From b2eb2b5ad7090ad3b3e002b200104a82eeb2fa7f Mon Sep 17 00:00:00 2001
From: Richard Zou <zou3519@users.noreply.github.com>
Date: Fri, 18 Jul 2025 14:10:21 -0400
Subject: [PATCH] [Kernel] Apply torch.Tag.needs_fixed_stride_order only for
 torch==2.6.0 (#19346)

Signed-off-by: rzou <zou3519@gmail.com>
---
 csrc/torch_bindings.cpp                           | 12 ++++++++----
 vllm/attention/ops/rocm_aiter_mla.py              |  8 ++++++--
 vllm/model_executor/layers/fused_moe/fused_moe.py |  8 +++++---
 3 files changed, 19 insertions(+), 9 deletions(-)

diff --git a/csrc/torch_bindings.cpp b/csrc/torch_bindings.cpp
index 23e9212a2f1d1..79e2575974b52 100644
--- a/csrc/torch_bindings.cpp
+++ b/csrc/torch_bindings.cpp
@@ -20,13 +20,17 @@ TORCH_LIBRARY_EXPAND(TORCH_EXTENSION_NAME, ops) {
   // vLLM custom ops
   //
 
-  // The default behavior in PyTorch 2.6 is "requires_contiguous", so we need
+  // The default behavior in PyTorch 2.6 was changed to "requires_contiguous",
+  // so we need
   // to override this for many GEMMs with the following tag. Otherwise,
   // torch.compile will force all input tensors to be contiguous(), which
   // will break many custom ops that require column-major weight matrices.
-  // TODO: remove this for PyTorch 2.8, when the default is planned to switch
-  // to match exact eager-mode strides.
-  at::Tag stride_tag = at::Tag::needs_fixed_stride_order;
+  // This was a bug and PyTorch 2.7 has since fixed this.

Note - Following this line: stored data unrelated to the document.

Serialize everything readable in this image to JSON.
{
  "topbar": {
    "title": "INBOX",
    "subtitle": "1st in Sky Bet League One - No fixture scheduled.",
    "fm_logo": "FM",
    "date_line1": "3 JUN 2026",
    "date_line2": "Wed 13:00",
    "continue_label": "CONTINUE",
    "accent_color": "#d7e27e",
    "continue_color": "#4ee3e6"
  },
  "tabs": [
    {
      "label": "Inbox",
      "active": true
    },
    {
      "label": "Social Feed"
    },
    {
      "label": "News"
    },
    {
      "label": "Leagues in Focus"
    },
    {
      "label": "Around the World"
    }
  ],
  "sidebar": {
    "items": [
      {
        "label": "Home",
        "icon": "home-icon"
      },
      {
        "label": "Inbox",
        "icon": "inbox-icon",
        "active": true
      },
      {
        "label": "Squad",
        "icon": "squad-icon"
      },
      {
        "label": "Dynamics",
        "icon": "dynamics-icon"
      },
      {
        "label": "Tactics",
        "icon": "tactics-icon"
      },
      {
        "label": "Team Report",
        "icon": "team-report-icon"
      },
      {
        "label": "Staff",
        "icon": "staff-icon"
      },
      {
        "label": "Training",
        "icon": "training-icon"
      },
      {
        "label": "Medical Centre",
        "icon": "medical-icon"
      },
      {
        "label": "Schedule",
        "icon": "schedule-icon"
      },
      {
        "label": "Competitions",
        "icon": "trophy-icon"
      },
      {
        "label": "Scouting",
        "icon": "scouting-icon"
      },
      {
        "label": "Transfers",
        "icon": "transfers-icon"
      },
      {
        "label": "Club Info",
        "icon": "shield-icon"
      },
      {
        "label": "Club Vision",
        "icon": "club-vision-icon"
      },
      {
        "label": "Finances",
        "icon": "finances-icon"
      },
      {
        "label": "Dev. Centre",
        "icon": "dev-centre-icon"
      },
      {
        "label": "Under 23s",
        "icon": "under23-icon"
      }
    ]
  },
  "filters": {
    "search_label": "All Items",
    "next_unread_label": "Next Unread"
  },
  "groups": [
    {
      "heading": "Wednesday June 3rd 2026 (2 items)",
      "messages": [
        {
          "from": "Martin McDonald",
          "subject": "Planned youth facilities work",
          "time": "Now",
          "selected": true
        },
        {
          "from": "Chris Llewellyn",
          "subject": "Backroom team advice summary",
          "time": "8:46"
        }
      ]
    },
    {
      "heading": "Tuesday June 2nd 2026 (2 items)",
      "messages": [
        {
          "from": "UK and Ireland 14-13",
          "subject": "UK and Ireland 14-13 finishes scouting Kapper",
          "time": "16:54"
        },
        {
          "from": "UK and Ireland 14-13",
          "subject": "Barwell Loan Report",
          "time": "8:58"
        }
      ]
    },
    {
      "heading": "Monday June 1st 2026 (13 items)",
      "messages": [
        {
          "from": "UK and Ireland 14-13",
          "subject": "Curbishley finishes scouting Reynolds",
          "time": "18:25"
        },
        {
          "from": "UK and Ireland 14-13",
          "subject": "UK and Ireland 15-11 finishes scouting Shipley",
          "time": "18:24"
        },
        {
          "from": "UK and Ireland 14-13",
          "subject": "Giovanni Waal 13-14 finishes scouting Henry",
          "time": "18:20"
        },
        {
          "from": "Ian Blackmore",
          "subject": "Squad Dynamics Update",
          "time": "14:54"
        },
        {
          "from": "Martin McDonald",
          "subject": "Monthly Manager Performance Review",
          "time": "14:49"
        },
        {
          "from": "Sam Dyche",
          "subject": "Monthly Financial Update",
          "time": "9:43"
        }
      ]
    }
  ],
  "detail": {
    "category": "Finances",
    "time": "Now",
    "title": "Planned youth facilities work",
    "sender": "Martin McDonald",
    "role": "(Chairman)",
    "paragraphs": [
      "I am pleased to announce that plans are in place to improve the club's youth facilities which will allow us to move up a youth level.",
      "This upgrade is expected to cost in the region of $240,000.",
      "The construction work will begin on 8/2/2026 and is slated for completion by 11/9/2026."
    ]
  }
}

+#if TORCH_VERSION_MAJOR == 2 && TORCH_VERSION_MINOR == 6
+  #define stride_tag at::Tag::needs_fixed_stride_order
+#else
+  #define stride_tag
+#endif
 
   ops.def("weak_ref_tensor(Tensor input) -> Tensor");
   ops.impl("weak_ref_tensor", torch::kCUDA, &weak_ref_tensor);
diff --git a/vllm/attention/ops/rocm_aiter_mla.py b/vllm/attention/ops/rocm_aiter_mla.py
index cce6b46394606..d91cda255ff31 100644
--- a/vllm/attention/ops/rocm_aiter_mla.py
+++ b/vllm/attention/ops/rocm_aiter_mla.py
@@ -6,7 +6,7 @@ from typing import Optional
 import torch
 
 from vllm.platforms import current_platform
-from vllm.utils import direct_register_custom_op
+from vllm.utils import direct_register_custom_op, is_torch_equal_or_newer
 
 
 def get_aiter_mla_metadata(max_batch_size: int, block_size: int,
@@ -93,8 +93,12 @@ def mla_decode_fwd_fake(
 
 
 if current_platform.is_rocm():
+    if is_torch_equal_or_newer("2.7.0"):
+        tags = ()
+    else:
+        tags = (torch.Tag.needs_fixed_stride_order, ),
     direct_register_custom_op(op_name="rocm_aiter_mla_decode_fwd",
                               op_func=mla_decode_fwd_impl,
                               mutates_args=["o"],
                               fake_impl=mla_decode_fwd_fake,
-                              tags=[torch.Tag.needs_fixed_stride_order])
+                              tags=tags)
diff --git a/vllm/model_executor/layers/fused_moe/fused_moe.py b/vllm/model_executor/layers/fused_moe/fused_moe.py
index 4593602600739..aec5d7b252e39 100644
--- a/vllm/model_executor/layers/fused_moe/fused_moe.py
+++ b/vllm/model_executor/layers/fused_moe/fused_moe.py
@@ -33,7 +33,7 @@ from vllm.model_executor.layers.quantization.utils.mxfp4_utils import (
     dequant_mxfp4)
 from vllm.platforms import current_platform
 from vllm.triton_utils import tl, triton
-from vllm.utils import direct_register_custom_op
+from vllm.utils import direct_register_custom_op, is_torch_equal_or_newer
 from vllm.utils.deep_gemm import is_blackwell_deep_gemm_used
 
 from .rocm_aiter_fused_moe import is_rocm_aiter_moe_enabled
@@ -1056,7 +1056,8 @@ direct_register_custom_op(
     op_func=inplace_fused_experts,
     mutates_args=["hidden_states"],
     fake_impl=inplace_fused_experts_fake,
-    tags=(torch.Tag.needs_fixed_stride_order, ),
+    tags=(() if is_torch_equal_or_newer("2.7.0") else
+          (torch.Tag.needs_fixed_stride_order, )),
 )
 
 
@@ -1122,7 +1123,8 @@ direct_register_custom_op(
     op_func=outplace_fused_experts,
     mutates_args=[],
     fake_impl=outplace_fused_experts_fake,
-    tags=(torch.Tag.needs_fixed_stride_order, ),
+    tags=(() if is_torch_equal_or_newer("2.7.0") else
+          (torch.Tag.needs_fixed_stride_order, )),
 )